L’ultimo rapporto Onu presentato ieri, martedì 21 giugno, al Consiglio per i diritti umani, ha rilevato che nei primi 3 mesi del 2022 in Iran ci sono state oltre 100 esecuzioni. Una stima “pari a circa un terzo delle esecuzioni registrate lo scorso anno e poco meno della metà del totale nel 2020″. Lo riporta il sito “Asia News”.
La pena capitale è utilizzata dalla Repubblica Islamica (presieduta oggi dal ultraconservatore Ebrahim Raisi), anche per reati minori (incluso il consumo e traffico di droga) e per persone che avevano meno di 18 anni quando li hanno compiuti, dice il documento reso noto alla presenza del segretario generale Onu Antonio Guterres dalla vice responsabile per l’Iran Nada Al-Nashif. La cifra è destinata ad aumentare. “Mentre nel 2020 sono state giustiziate 260 persone, e almeno 310 nel 2021, incluse 14 donne”, fra il primo gennaio e il 20 marzo 2022 “sono state giustiziati almeno 105 individui, la maggior parte dei quali appartenenti gruppi minoritari”’, si precisa. Perciò l’Onu ha espresso la propria “preoccupazione”.
“La pena di morte – ha proseguito Nada Al-Nashif – continua ad essere imposta sulla base di accuse che non equivalgono ai ‘reati più gravi’ e in modi incompatibili con gli standard basati su processi equi”. Ha spiegato che nel mese di marzo ben 52 persone accusate di narcotraffico e consumo di sostanze stupefacenti sono state trasferite al carcere della città di Shiraz, nel centrosud dell’Iran, per affrontare il boia.

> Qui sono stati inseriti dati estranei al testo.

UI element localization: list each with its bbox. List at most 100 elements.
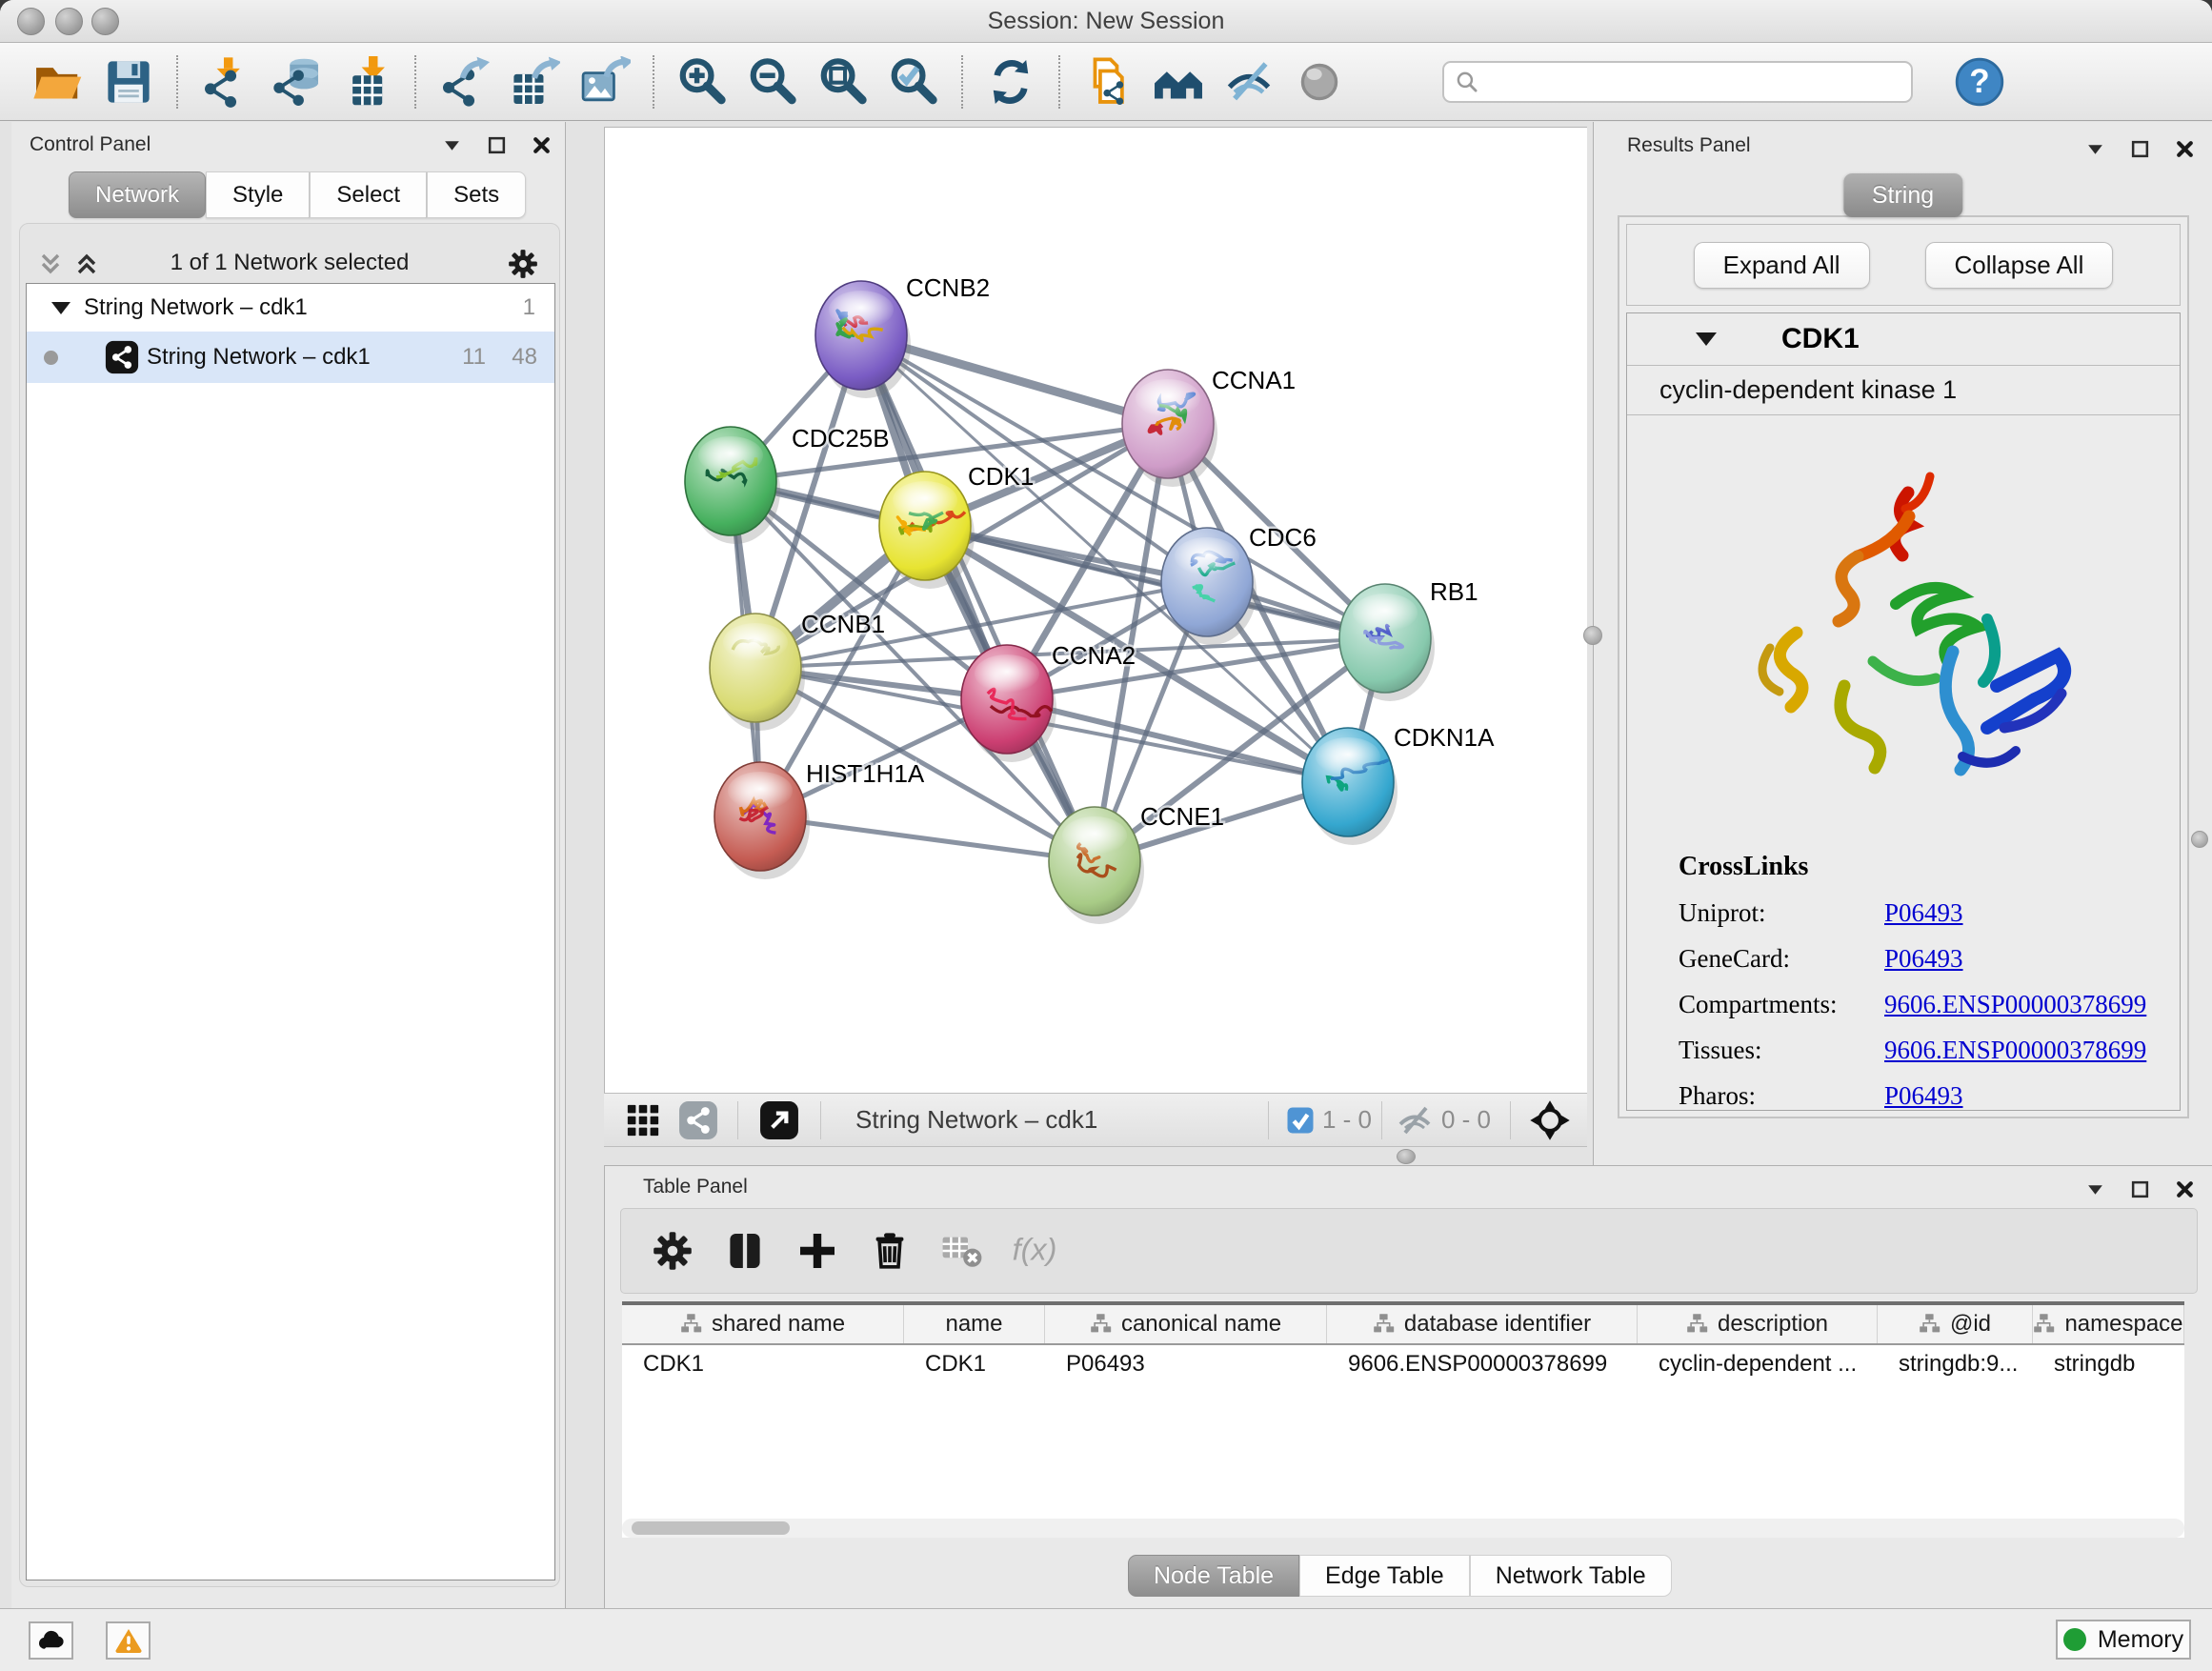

L’applicazione della pena di morte per i minorenni viene usata continuamente, nonostante le proteste che ci sono da anni. Fra agosto e marzo sono stati giustiziati due condannati e altri 85 attendono il loro destino.
Risulta l’annullamento di una condanna a morte a febbraio da parte della Corte Suprema. Deprecata poi la violenta reazione delle autorità alle proteste popolari di questo periodo per il carovita. Sono state registrate “morti inutili”, anche in carcere, conclude Al – Nashif.